Jane Gardam's new novel is the last part of a trilogy that started with tremendous critical success in Old Filth and continued with The Man in the Wooden Hat. New readers need have no fear; Last Friends stands up very well as an independent novel and the three books are not a continuous narrative, each examining the same events from the viewpoints of different characters.

We begin with the aged Sir Edward Feather QC ("Old Filth" is his nickname) and his last days in the Dorset village to which he and his old rival in court and in love, Sir Terence Veneering, have retired. The two men become partly reconciled but die within months of each other; first Veneering, in a punch-up when he takes a sentimental trip to Malta, then Feathers, alone on a journey "to the place of his birth, which he still called the Malay States".

His oldest friend, Dulcie, grande dame of the village, goes down to London for Filth's memorial service. An ancient solicitor, Fiscal-Smith, attaches himself to her; the abiding libidinous urges of the old at such occasions are beautifully caught.

The novel ingeniously intertwines Dulcie in her dotage and Veneering in his youth: a strange beginning for a great lawyer. Terry is born in 1927 on Teesside to a rough working-class woman and a stranded Russian circus acrobat called Venetski. He is lucky in his mixed genes and grows into a tall handsome youth, bilingual in Russian and English.

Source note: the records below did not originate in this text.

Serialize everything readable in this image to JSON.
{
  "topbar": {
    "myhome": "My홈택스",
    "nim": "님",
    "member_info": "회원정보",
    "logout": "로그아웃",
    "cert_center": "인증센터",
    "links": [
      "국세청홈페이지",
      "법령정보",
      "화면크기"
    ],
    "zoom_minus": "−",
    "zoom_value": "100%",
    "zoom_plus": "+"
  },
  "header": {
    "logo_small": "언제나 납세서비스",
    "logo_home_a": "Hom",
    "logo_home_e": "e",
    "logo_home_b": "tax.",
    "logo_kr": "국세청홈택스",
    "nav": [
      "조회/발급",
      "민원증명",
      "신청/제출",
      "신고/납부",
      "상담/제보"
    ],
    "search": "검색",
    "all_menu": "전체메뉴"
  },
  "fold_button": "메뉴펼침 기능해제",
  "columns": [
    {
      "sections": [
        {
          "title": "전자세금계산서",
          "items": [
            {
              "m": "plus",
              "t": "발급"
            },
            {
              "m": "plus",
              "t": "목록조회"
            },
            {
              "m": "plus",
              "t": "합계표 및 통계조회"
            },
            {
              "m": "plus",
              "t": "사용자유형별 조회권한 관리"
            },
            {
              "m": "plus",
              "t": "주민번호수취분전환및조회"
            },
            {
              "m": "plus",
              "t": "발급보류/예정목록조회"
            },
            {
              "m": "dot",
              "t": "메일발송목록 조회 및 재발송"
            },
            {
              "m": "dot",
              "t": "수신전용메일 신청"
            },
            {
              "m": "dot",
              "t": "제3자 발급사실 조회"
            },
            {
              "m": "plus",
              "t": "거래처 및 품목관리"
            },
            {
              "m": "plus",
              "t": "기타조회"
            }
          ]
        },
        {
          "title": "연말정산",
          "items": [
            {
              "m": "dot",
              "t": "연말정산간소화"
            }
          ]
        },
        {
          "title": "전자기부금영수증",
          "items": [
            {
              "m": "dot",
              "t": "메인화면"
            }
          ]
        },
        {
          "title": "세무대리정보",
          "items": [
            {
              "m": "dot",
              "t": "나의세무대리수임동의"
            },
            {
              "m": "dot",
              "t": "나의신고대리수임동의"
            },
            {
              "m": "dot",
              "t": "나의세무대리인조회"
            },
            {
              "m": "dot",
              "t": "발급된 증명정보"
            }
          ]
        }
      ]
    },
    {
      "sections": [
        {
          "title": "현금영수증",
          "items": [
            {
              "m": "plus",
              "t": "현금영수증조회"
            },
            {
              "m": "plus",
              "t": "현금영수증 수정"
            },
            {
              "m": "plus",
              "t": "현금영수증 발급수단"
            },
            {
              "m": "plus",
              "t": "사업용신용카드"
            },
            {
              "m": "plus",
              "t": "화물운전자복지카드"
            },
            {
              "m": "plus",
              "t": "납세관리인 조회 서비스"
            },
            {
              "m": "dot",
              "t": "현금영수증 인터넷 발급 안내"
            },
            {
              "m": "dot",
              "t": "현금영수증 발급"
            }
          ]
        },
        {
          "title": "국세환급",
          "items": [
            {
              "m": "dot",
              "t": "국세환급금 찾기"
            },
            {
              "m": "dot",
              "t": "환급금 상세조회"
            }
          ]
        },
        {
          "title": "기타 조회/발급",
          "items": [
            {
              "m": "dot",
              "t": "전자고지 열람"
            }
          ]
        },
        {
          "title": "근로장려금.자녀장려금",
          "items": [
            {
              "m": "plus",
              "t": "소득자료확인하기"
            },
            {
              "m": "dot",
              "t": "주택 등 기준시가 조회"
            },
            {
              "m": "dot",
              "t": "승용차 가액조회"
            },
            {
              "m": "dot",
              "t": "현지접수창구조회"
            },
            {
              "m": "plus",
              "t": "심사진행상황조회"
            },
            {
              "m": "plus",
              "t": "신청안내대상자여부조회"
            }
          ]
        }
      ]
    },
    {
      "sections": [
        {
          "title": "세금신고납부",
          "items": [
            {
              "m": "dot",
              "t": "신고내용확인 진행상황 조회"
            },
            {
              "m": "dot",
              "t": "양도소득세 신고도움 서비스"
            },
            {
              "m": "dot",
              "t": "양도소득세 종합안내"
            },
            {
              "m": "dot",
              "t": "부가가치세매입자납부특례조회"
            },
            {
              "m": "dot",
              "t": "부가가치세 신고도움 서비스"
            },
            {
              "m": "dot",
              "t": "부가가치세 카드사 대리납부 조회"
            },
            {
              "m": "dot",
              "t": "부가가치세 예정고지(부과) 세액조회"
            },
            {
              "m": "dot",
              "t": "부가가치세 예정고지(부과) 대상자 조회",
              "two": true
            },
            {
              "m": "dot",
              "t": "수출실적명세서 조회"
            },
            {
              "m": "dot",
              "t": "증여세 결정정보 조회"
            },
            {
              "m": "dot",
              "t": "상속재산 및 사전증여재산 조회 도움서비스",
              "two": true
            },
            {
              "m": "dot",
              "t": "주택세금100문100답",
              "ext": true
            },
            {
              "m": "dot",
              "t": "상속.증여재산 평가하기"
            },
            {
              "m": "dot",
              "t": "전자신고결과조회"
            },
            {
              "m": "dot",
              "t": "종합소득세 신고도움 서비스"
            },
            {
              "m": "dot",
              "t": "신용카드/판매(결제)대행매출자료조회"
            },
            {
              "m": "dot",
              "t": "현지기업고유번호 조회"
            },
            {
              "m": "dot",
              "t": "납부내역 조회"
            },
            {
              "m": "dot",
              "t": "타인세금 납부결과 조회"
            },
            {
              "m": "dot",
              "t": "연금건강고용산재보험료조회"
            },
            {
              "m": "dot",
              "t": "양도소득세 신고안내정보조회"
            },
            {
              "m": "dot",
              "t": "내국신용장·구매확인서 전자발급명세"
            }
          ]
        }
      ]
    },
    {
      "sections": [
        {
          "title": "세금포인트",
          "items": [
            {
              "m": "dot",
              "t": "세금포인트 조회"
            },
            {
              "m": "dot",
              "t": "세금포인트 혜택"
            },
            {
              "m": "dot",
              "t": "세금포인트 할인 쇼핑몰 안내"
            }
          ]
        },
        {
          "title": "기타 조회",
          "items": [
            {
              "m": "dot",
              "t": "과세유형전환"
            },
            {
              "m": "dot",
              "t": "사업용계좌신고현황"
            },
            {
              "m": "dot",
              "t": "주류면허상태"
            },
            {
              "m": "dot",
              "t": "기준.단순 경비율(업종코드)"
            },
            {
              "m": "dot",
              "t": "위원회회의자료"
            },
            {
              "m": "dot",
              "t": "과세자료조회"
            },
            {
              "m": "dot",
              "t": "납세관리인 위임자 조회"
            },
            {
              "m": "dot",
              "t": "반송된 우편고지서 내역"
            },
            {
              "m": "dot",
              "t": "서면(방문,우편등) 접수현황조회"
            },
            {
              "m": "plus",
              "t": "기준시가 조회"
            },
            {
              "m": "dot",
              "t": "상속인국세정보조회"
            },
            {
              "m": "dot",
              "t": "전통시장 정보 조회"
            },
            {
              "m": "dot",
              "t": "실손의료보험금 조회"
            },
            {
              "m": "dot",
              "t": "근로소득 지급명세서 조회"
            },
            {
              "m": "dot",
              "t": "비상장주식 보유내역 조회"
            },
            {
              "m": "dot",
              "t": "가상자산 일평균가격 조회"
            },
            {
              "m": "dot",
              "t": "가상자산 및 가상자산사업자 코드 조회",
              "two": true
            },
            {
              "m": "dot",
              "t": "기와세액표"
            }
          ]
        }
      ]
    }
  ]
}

His intelligence is recognised by a headmaster, and after a near-miss in the torpedoing of the ship evacuating his school to Canada and near-poverty in postwar London, a chance meeting sets the young man on the way to glittering success. Meanwhile, Dulcie's pursuit by Fiscal-Smith continues through a series of blackly comic misadventures.

The title of the book is a wry take on the depopulated world of the very old. Gardam's style is witty and graceful, at times reminiscent of Muriel Spark. Let Dulcie have the last word, returning from a trip north to Veneering's roots. "Life," said Dulcie, south of Birmingham, "is really ridiculous. Why were we thought worth creating if we are such bloody fools?"